«La mer c’est la mort.» C’est cette phrase désabusée que m’avait balancée un migrant d’Algérie rencontré au détour d’un reportage en Bosnie, alors que je lui avais benoîtement demandé pourquoi il avait parcouru des milliers de kilomètres par la Turquie et la Serbie pour rejoindre l’Europe. Il s’apprêtait à retenter de nuit le passage de la frontière croate, où les policiers l’avaient déjà refoulé deux fois à coups de matraque. Je me souviens de son regard vide, de sa fatalité. «En mer, vous nous laissez crever.»
L’Ocean Viking a erré vingt jours dans les eaux internationales. À son bord, 234 rescapés, dont cinq enfants de moins de 4 ans et une quarantaine de mineurs non accompagnés. Tous les jours, il a envoyé des demandes d’assistance pour trouver un port sûr où débarquer les rescapés. Malte, la Grèce, l’Italie, l’Espagne et enfin la France. Une sordide partie de ping-pong s’est alors jouée entre Emmanuel Macron et Giorgia Meloni.
«Il y avait 234 êtres humains sur un bateau à la dérive, qui en étaient au point de préférer la mort à l’attente.»
Le premier ne voulait pas affaiblir la seconde, qui vient de reprendre les rênes d’un pays de la zone euro déjà fragilisé par les taux de la dette. Mais il refusait aussi qu’elle lui force la main, craignant l’appel d’air et la récupération par une extrême droite française qui s’étrangle dans l’hémicycle de l’Assemblée nationale: «Qu’il(s) retourne(nt) en Afrique», s’est exclamé un élu Rassemblement national, suspendu depuis.
Les maires de Corse et de Marseille étaient prêts à les accueillir. La gauche était vent debout. Jeudi, la France, fâchée, a finalement accepté de laisser «exceptionnellement» le navire accoster dans le port militaire de Toulon. Suspendant au passage la relocalisation de 3500 réfugiés qui attendent en Italie. Rome prise à son propre piège.

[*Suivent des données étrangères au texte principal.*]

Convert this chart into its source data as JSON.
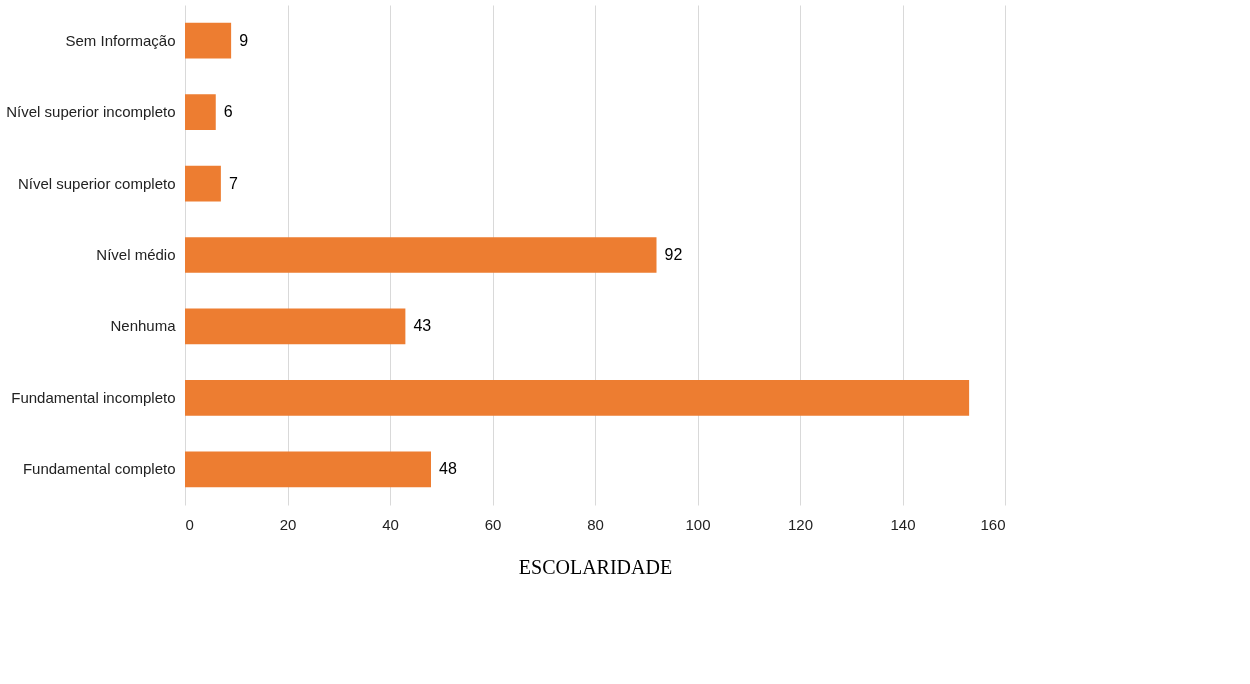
{
  "chart_data": {
    "type": "bar",
    "orientation": "horizontal",
    "xlabel": "ESCOLARIDADE",
    "categories": [
      "Sem Informação",
      "Nível superior incompleto",
      "Nível superior completo",
      "Nível médio",
      "Nenhuma",
      "Fundamental incompleto",
      "Fundamental completo"
    ],
    "values": [
      9,
      6,
      7,
      92,
      43,
      153,
      48
    ],
    "value_labels": [
      "9",
      "6",
      "7",
      "92",
      "43",
      null,
      "48"
    ],
    "color": "#ed7d31",
    "xlim": [
      0,
      160
    ],
    "xticks": [
      0,
      20,
      40,
      60,
      80,
      100,
      120,
      140,
      160
    ],
    "grid": "x"
  }
}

Il y a les chiffres, les politiques opportunistes et dissonantes, le spectre d’une migration non contenue entretenu par les partis populistes. Et puis il y avait 234 êtres humains sur un bateau à la dérive, qui en étaient au point de préférer la mort à l’attente. Certains ne mangeaient plus, d’autres menaçaient de sauter par-dessus bord, trois étaient en urgence médicale. Une détresse qui aurait dû nous interpeller. Elle nous a laissé froids.
Européens renvoyés dos à dos
Faut-il féliciter la France de faire preuve d’humanité en respectant le droit maritime? Ou critiquer sa faiblesse qui crée une brèche dans notre forteresse au profit des passeurs? À travers ce drame, les Européens sont renvoyés dos à dos à leurs responsabilités. Soulagée mais amère, l’ONG SOS Méditerranée appelle à répartir de manière pérenne les migrants dans le cadre du pacte asile-migration. À l’époque, tous les pays avaient dit oui. Aujourd’hui, elle dépend fragilement des agendas politiques des gouvernements.
Faute d’une feuille de route commune sur le sujet, il y aura d’autres Ocean Viking, d’autres disputes, d’autres têtes enfouies dans le sable. D’autres migrants essaieront de rejoindre l’Eldorado européen. Même si «la mer, c’est la mort.»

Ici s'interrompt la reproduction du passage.